Domingo XIII del tiempo ordinario // Mc 5,21-43

Vivir ajenos a quienes nos rodean no es plan, al menos, no plan cristiano.

Mas no solo eso. Quedarse fuera del acontecer de otras vidas, sin implicarse, al menos, desde lo más básico, que es la empatía por una vida distinta a la propia, nos deshumaniza porque, consciente o inconscientemente, somos en relación constante con otros, existimos a partir de vidas que nos son ajenas -las de nuestros padres- y afectamos la existencia de los demás desde nuestro ser y quehacer.

Supuesta esta base, una reflexión posible acerca del texto evangélico de este domingo es la certeza de que, estando abiertos -permeables- a la vida que nos rodea, logramos percibir la vivencia única e individual del que está próximo y, captándola, somos capaces de estar atentos a cual sea su necesidad o inquietudes más íntimas, las que suelen implicar procesos vitales muy diversos: alegrías, satisfacciones y logros; desafíos y sueños; dolores, enfermedades y duelos.

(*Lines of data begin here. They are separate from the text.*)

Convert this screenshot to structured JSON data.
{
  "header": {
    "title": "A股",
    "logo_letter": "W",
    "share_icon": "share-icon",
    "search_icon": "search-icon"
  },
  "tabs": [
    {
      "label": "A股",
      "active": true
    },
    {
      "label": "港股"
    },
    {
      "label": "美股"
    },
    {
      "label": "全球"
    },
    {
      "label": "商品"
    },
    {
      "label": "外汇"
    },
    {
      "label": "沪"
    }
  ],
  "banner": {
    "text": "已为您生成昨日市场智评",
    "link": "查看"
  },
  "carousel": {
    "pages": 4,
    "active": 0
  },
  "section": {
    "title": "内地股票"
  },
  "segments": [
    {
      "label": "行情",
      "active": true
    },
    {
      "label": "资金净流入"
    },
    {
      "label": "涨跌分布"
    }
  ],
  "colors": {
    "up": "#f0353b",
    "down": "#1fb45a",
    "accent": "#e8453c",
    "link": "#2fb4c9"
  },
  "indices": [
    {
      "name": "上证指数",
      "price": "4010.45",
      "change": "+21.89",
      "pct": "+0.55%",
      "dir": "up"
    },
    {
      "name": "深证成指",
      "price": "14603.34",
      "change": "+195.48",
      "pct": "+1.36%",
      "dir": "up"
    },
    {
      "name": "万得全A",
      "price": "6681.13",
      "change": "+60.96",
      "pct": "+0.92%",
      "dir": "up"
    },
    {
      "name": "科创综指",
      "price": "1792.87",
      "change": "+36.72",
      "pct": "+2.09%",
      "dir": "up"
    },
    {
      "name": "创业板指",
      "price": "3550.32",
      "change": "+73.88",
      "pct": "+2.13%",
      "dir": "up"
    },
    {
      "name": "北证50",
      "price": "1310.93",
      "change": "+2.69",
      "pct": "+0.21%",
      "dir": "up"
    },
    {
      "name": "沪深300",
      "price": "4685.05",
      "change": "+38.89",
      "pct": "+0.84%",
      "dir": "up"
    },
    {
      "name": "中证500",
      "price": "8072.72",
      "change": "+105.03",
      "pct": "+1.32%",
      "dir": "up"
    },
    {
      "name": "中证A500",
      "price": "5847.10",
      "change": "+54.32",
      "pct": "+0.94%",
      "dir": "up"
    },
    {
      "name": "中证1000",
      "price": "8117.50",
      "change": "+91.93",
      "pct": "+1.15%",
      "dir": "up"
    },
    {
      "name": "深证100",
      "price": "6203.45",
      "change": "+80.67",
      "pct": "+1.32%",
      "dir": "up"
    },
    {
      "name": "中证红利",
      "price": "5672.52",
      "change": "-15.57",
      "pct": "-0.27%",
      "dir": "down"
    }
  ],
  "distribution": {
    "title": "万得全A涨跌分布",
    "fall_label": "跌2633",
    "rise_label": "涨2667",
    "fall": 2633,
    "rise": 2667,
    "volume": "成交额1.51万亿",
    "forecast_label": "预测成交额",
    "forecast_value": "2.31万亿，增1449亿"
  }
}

A nosotros, como a Jesús, se nos regala la posibilidad de ser acompañantes de vida, actores o testigos de pequeñas o grandes sanaciones del alma, del cuerpo, de la psique de tantos. Como Él en este evangelio y en otros, podemos ser mediadores de gracia en el acompañamiento del sufrimiento humano y canal por el que pase salud para muchos.

Acojamos la vulnerabilidad como la de la mujer que, a fuerza de fe, arrojo y confianza arranca a Jesús la salud y demos cabida a ese “Talitha qumi”, ofreciendo una mano que levante, rescate, sane y acaricie la existencia con la ternura que merece.